Assuming your tensors are uint8 (images with values between 0-255 inclusive), it’s much faster to convert to Numpy, then stack in Numpy, then convert to torch.
Random tensors:
tensor_list = [torch.randint(size=(3, 120, 1024), low=0, high=255, dtype=torch.uint8) for _ in range(4096)]
Stacking in torch:
def stack_via_torch1(tensor_list):
return torch.stack(tensor_list)
def stack_via_torch2(tensor_list):
stacked_ten = torch.empty((len(tensor_list), *tensor_list[0].shape), dtype=torch.uint8)
for i, ten in enumerate(tensor_list):
stacked_ten[i] = ten
return stacked_ten
%timeit stack_via_torch1(tensor_list)
946 ms ± 1.28 ms per loop (mean ± std. dev. of 7 runs, 1 loop each)
%timeit stack_via_torch2(tensor_list)
972 ms ± 1.51 ms per loop (mean ± std. dev. of 7 runs, 1 loop each)
Stacking via NumPy (~1.8x faster for 4096 tensors):
def stack_via_numpy1(tensor_list):
return torch.from_numpy(np.array([ten.numpy() for ten in tensor_list]))
def stack_via_numpy2(tensor_list):
np_data: np.ndarray = np.empty(len(tensor_list), dtype=object)
for i, ten in enumerate(tensor_list):
np_data[i] = tensor_list[i]
return torch.from_numpy(np.stack(np_data))
def stack_via_numpy3(tensor_list):
np_data: np.ndarray = np.empty((len(tensor_list), *tensor_list[0].shape), dtype=np.uint8)
for i, ten in enumerate(tensor_list):
np_data[i] = ten
return torch.from_numpy(np_data)
def stack_via_numpy4(tensor_list):
np_data: np.ndarray = np.empty(len(tensor_list), dtype=object)
for i, ten in enumerate(tensor_list):
np_data[i] = ten.numpy()
return torch.from_numpy(np.stack(np_data))
def stack_via_numpy5(tensor_list):
np_data: np.ndarray = np.empty(len(tensor_list), dtype=object)

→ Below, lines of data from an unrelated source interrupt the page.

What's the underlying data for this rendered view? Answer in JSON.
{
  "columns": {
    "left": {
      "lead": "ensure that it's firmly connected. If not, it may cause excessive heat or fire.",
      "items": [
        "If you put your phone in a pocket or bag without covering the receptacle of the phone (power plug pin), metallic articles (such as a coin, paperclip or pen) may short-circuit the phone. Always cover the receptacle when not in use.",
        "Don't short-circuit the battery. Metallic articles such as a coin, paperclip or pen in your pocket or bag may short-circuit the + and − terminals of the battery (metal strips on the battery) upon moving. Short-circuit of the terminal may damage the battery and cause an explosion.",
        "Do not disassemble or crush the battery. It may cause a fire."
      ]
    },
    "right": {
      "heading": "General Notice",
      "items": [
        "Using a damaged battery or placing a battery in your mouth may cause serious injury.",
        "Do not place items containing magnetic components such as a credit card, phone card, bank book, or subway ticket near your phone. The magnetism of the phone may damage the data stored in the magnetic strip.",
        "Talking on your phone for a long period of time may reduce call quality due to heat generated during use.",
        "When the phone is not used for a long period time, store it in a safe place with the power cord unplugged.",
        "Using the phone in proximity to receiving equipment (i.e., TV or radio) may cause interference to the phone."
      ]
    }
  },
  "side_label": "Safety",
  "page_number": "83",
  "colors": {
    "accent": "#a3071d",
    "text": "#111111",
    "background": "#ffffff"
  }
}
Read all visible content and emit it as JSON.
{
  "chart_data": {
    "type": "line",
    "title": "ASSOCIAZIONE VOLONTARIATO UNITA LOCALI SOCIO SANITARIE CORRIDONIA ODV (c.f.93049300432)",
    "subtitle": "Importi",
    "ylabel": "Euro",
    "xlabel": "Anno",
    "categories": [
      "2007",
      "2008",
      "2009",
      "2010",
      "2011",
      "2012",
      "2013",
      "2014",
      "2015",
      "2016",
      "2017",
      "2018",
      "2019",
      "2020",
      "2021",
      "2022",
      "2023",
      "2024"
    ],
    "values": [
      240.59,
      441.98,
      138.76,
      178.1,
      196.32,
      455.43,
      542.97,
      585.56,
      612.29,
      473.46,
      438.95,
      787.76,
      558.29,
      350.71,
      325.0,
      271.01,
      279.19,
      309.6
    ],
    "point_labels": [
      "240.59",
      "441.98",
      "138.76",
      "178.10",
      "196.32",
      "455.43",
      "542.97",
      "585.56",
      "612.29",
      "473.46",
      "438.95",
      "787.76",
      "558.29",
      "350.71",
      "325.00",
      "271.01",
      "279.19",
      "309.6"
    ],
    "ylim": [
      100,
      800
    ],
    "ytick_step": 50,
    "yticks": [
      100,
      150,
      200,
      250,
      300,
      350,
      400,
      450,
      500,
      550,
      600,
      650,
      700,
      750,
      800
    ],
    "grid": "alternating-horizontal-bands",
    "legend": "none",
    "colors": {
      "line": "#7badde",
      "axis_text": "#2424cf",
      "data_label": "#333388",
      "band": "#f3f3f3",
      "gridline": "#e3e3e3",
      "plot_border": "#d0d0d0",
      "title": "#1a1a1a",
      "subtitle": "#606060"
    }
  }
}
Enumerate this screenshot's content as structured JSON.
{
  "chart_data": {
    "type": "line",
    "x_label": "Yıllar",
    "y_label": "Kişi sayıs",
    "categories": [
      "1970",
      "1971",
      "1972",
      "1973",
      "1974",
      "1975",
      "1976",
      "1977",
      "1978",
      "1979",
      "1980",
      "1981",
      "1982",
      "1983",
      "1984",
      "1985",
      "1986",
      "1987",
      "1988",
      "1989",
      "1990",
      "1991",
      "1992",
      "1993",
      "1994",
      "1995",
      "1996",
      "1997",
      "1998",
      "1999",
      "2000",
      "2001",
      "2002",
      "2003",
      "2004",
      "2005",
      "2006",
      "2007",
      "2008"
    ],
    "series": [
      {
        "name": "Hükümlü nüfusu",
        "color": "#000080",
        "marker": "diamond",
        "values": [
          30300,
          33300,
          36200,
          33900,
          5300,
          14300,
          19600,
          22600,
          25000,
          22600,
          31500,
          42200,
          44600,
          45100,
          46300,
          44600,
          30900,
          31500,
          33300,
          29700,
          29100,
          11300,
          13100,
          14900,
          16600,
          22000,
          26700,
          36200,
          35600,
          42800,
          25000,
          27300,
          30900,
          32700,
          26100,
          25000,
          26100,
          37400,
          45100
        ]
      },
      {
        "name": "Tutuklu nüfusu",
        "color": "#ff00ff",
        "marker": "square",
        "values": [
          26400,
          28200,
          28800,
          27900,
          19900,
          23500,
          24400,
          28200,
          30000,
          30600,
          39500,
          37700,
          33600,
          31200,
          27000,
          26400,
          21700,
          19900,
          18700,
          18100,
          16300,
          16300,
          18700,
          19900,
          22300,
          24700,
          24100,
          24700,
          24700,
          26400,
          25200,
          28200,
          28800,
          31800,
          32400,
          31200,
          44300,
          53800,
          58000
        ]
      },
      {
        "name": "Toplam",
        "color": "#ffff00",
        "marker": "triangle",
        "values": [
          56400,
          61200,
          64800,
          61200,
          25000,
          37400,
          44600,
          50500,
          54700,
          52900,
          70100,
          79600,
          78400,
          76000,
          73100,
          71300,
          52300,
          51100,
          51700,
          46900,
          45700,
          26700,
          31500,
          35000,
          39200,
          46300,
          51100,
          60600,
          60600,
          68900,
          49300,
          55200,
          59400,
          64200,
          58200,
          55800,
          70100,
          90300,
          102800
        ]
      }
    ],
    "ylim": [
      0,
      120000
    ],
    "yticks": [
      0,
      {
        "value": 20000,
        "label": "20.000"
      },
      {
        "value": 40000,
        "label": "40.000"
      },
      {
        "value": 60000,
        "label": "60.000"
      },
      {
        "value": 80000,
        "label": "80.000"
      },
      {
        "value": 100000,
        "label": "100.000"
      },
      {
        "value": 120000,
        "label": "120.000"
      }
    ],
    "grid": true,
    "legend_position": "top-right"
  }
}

for i, ten in enumerate(tensor_list):
np_data[i] = tensor_list[i]
np_empty = np.empty((len(tensor_list), *tensor_list[0].shape), dtype=np.uint8)
return torch.from_numpy(np.stack(np_data, out=np_empty))
%timeit stack_via_numpy1(tensor_list)
526 ms ± 2.19 ms per loop (mean ± std. dev. of 7 runs, 1 loop each)
%timeit stack_via_numpy2(tensor_list)
533 ms ± 2.17 ms per loop (mean ± std. dev. of 7 runs, 1 loop each)
%timeit stack_via_numpy3(tensor_list)
533 ms ± 2.23 ms per loop (mean ± std. dev. of 7 runs, 1 loop each)
%timeit stack_via_numpy4(tensor_list)
528 ms ± 1.31 ms per loop (mean ± std. dev. of 7 runs, 1 loop each)
%timeit stack_via_numpy5(tensor_list)
534 ms ± 1.42 ms per loop (mean ± std. dev. of 7 runs, 1 loop each)
Thus stacking via Numpy is ~1.8x faster for 4096 tensors.
Additional:
- I prefer
stack_via_numpy1
since it’s the fastest and easy to remember.
- I observed this level of speedup even for a small number of tensors (1 to 1024) and upto 65k. An exception was in the range of 64 to 256 tensors, where both torch and numpy took about the same time weirdly.